Frankly, in a rather full life, never before had my sworn duty seemed so hard, so ugly and so meaningless."

 

             
He stopped talking and the silence in that big room was such that the sound of one cockroach crawling would have seemed like a train coming by five feet away.

 

             
At least two minutes of the utter quiet went by while the Brigadier stared at the floor. No
one could have spoken, I think, even had they tried.

 

             
Then, he lifted his head again, and the even, level tones resumed. "Since I'm here in this room,
Gentlemen, you can see we got away. All three got away and back to George's father's boat
.

 

             
"What came next? That's locked in Her Majesty's most thoroughly guarded files. Certain picked units of paratroops, allegedly training for jungle warfare in one of our quieter possessions, found a hilltop in one of the remoter areas, quite by accident, of course, where there had been a recent minor earthquake. This in turn seemed to have been followed by a subsidence of soil and rock over a wide area, as much as five square miles. Fortunately no one lived
anywhere near the place. Simply a lot of ruined jungle and twisted rock was absolutely all there was to be seen. Wouldn't have made a line in the papers if it had been reported, but since the troop training was secret, only the War Office ever heard about it" He smiled a little. "I do hear the Mayan Indians still don't like that area, or ever go there.
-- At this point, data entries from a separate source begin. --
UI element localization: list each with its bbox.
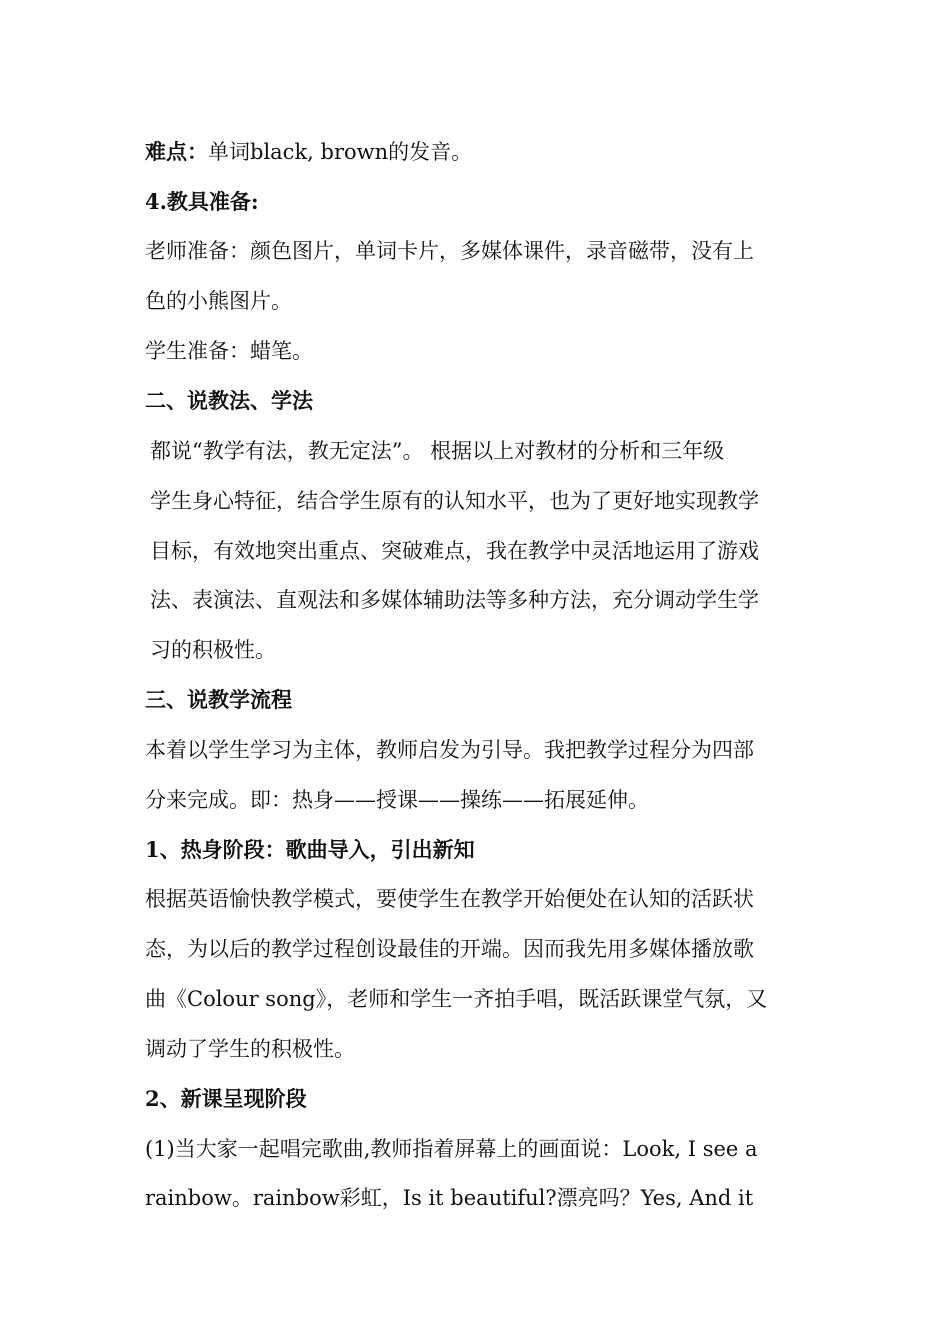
paragraph-line: 根据英语愉快教学模式，要使学生在教学开始便处在认知的活跃状 — [145, 887, 754, 911]
heading-warmup: 1、热身阶段：歌曲导入，引出新知 — [145, 837, 475, 862]
paragraph-line: 老师准备：颜色图片，单词卡片，多媒体课件，录音磁带，没有上 — [145, 239, 754, 263]
difficulty-label: 难点： — [145, 139, 208, 164]
difficulty-line — [145, 139, 825, 165]
section-heading-process: 三、说教学流程 — [145, 687, 292, 712]
paragraph-line: 本着以学生学习为主体，教师启发为引导。我把教学过程分为四部 — [145, 738, 754, 762]
paragraph-line: (1)当大家一起唱完歌曲,教师指着屏幕上的画面说：Look, I see a — [145, 1137, 758, 1161]
difficulty-text: 单词black, brown的发音。 — [208, 140, 473, 164]
section-heading-methods: 二、说教法、学法 — [145, 388, 313, 413]
paragraph-line: 习的积极性。 — [150, 638, 276, 662]
heading-teaching-aids: 4.教具准备: — [145, 189, 259, 214]
paragraph-line: 色的小熊图片。 — [145, 289, 292, 313]
paragraph-line: 都说“教学有法，教无定法”。 根据以上对教材的分析和三年级 — [150, 439, 725, 463]
paragraph-line: 态，为以后的教学过程创设最佳的开端。因而我先用多媒体播放歌 — [145, 937, 754, 961]
heading-new-lesson: 2、新课呈现阶段 — [145, 1086, 307, 1111]
paragraph-line: 分来完成。即：热身——授课——操练——拓展延伸。 — [145, 788, 649, 812]
paragraph-line: rainbow。rainbow彩虹，Is it beautiful?漂亮吗？Yes, And it — [145, 1186, 754, 1210]
paragraph-line: 学生准备：蜡笔。 — [145, 339, 313, 363]
paragraph-line: 目标，有效地突出重点、突破难点，我在教学中灵活地运用了游戏 — [150, 539, 759, 563]
paragraph-line: 调动了学生的积极性。 — [145, 1037, 355, 1061]
paragraph-line: 法、表演法、直观法和多媒体辅助法等多种方法，充分调动学生学 — [150, 588, 759, 612]
paragraph-line: 学生身心特征，结合学生原有的认知水平，也为了更好地实现教学 — [150, 489, 759, 513]
paragraph-line: 曲《Colour song》，老师和学生一齐拍手唱，既活跃课堂气氛，又 — [145, 987, 768, 1011]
They must have much knowledge of seismic forces and the danger of earthquakes, eh?

 

             
"Well, I've got to go now and can't say when I'll be back. I need a vacation and I'm thinking of the Caribbean shores. Probably why I recalled this tale just now."

 

             
I went to the club's front door with him and we two were alone. He shook my hand very hard indeed and something hard hurt my unready fingers. It was a massive ring, a huge gold thing with a great green stone set in the top. There was odd carving on the stone, but I could hardly study it then, could I?